Ils s'entretinrent avec Simon, pas assez longtemps cependant pour qu'il s'enflamme. Ensuite le Soleillonaute hocha la tête et retourna vers Icare.


– Fantastique, dit-il par la suite à Pamela. Ces êtres de feu vivent sur le Soleil depuis des milliards d'années. Ils possèdent leur langage, leur science, leur civilisation propres. Ils baignent dans le feu solaire sans la moindre gêne.

– Qui sont-ils? Quels sont leurs modes de vie?

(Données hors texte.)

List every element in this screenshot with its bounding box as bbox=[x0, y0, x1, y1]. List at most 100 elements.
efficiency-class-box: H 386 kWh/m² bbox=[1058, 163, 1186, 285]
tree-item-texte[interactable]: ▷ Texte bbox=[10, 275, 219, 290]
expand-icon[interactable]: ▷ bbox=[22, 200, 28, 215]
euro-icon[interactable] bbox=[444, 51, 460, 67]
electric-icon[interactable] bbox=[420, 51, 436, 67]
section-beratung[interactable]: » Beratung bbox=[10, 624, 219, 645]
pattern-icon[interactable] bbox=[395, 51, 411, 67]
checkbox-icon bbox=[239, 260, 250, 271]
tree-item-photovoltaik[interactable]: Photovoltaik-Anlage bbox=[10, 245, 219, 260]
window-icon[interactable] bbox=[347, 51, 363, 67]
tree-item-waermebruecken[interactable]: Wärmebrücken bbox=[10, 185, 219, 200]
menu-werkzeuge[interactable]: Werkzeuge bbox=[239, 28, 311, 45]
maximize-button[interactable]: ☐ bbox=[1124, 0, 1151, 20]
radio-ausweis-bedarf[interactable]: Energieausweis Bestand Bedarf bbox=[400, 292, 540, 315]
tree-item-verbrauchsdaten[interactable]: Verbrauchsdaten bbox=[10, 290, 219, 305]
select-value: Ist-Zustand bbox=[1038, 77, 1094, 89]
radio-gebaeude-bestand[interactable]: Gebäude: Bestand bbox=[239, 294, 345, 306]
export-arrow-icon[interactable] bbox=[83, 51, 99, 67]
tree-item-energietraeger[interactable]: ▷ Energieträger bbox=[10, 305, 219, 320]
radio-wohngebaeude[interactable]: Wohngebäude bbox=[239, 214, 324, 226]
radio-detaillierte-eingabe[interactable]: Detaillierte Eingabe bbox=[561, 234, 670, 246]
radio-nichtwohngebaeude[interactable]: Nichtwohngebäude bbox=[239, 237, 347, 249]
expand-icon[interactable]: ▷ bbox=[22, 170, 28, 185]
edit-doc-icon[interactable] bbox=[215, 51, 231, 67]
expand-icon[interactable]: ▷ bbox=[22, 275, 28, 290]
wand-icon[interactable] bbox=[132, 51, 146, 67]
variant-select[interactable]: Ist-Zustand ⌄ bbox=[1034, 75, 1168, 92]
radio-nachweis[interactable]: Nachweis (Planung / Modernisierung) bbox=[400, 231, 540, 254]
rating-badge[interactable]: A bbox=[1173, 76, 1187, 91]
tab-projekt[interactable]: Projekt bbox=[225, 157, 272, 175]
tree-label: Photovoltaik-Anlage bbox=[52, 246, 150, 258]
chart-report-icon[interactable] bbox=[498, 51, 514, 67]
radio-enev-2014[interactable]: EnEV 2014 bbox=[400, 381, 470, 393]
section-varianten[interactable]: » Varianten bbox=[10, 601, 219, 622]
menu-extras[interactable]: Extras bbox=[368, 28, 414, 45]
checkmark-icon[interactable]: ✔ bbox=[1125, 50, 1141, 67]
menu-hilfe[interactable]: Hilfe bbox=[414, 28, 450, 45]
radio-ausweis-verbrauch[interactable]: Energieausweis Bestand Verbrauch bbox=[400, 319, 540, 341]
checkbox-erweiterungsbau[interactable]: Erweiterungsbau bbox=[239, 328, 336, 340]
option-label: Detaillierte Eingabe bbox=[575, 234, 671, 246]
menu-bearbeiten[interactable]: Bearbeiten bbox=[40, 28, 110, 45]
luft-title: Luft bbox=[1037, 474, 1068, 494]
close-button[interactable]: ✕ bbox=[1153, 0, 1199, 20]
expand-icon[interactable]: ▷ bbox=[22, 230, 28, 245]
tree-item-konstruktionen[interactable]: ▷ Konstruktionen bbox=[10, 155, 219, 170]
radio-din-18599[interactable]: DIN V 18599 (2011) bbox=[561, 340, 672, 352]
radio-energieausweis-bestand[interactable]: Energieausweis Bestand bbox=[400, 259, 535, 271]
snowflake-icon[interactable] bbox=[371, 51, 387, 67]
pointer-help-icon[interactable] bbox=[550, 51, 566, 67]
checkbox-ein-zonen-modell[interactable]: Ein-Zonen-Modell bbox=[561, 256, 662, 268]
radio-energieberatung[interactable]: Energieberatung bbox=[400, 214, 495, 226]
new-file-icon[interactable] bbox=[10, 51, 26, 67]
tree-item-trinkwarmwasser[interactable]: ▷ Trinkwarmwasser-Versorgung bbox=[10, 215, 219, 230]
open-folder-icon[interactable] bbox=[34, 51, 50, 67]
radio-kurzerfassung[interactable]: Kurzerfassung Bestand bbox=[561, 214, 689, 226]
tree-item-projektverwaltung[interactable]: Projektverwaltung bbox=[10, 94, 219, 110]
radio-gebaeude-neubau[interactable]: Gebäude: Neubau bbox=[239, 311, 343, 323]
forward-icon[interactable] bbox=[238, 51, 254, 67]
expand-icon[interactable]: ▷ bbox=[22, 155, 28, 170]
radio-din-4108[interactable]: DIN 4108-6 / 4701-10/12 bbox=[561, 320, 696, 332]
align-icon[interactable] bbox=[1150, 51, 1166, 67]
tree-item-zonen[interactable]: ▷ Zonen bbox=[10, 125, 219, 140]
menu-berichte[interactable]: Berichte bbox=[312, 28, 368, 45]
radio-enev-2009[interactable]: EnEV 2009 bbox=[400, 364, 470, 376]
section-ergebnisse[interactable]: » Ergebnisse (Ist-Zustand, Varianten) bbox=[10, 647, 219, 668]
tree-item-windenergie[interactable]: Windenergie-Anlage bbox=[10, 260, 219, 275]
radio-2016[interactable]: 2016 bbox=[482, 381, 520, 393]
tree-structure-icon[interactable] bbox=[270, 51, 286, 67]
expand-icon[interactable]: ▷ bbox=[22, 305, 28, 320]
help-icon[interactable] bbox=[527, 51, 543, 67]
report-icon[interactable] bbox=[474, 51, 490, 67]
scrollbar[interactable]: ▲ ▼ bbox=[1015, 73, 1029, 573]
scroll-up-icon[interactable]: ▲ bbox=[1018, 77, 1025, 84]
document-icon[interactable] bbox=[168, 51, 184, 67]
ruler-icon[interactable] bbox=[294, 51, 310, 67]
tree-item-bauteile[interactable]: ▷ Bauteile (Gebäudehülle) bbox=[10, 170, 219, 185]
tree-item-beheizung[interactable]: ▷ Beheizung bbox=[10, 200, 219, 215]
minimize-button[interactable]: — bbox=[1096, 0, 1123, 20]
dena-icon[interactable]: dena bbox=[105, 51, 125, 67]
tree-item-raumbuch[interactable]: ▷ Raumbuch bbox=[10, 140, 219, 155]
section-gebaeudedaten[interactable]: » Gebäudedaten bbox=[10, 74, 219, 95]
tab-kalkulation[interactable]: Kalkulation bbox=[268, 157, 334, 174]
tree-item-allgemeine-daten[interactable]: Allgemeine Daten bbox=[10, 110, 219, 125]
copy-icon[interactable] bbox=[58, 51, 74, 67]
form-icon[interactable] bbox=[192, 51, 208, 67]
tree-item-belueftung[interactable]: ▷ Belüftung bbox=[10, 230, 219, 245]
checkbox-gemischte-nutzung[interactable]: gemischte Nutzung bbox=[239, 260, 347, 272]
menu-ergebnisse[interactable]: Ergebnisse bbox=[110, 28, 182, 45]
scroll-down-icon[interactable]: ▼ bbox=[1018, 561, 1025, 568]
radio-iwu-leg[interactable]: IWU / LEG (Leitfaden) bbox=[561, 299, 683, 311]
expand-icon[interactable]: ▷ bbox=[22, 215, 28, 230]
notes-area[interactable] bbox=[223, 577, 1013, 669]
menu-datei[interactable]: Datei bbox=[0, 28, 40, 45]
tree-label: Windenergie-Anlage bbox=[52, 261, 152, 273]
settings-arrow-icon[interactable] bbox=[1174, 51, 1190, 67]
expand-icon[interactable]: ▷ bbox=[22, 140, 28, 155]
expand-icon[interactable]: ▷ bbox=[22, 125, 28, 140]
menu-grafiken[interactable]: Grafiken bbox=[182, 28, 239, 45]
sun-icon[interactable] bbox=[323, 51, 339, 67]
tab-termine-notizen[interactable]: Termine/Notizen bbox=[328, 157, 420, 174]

Simon fit un vague geste de la main.

– Ils m'ont tout raconté en échange de ma promesse de ne rien divulguer aux hommes. Le Soleil doit rester «terra incognita». Nous devons le protéger des perpétuelles visées expansionnistes des Terriens.

– Tu plaisantes?

– Pas le moins du monde. Ils ne nous laissent repartir que parce que j’ai juré de garder le secret sur tout ce qu'ils m'ont appris. Je ne me délierai jamais de mon serment.

Simon contempla la lumière crue à travers les protections du hublot.

– Choisir Icare pour nommer cette mission était somme toute une idée stupide. Comment s'appelle cet oiseau qui renaît toujours de ses cendres…?

– Le phénix, dit Pamela.

– Oui, le phénix. L'expédition Phénix. C'est ainsi que nous aurions dû la baptiser.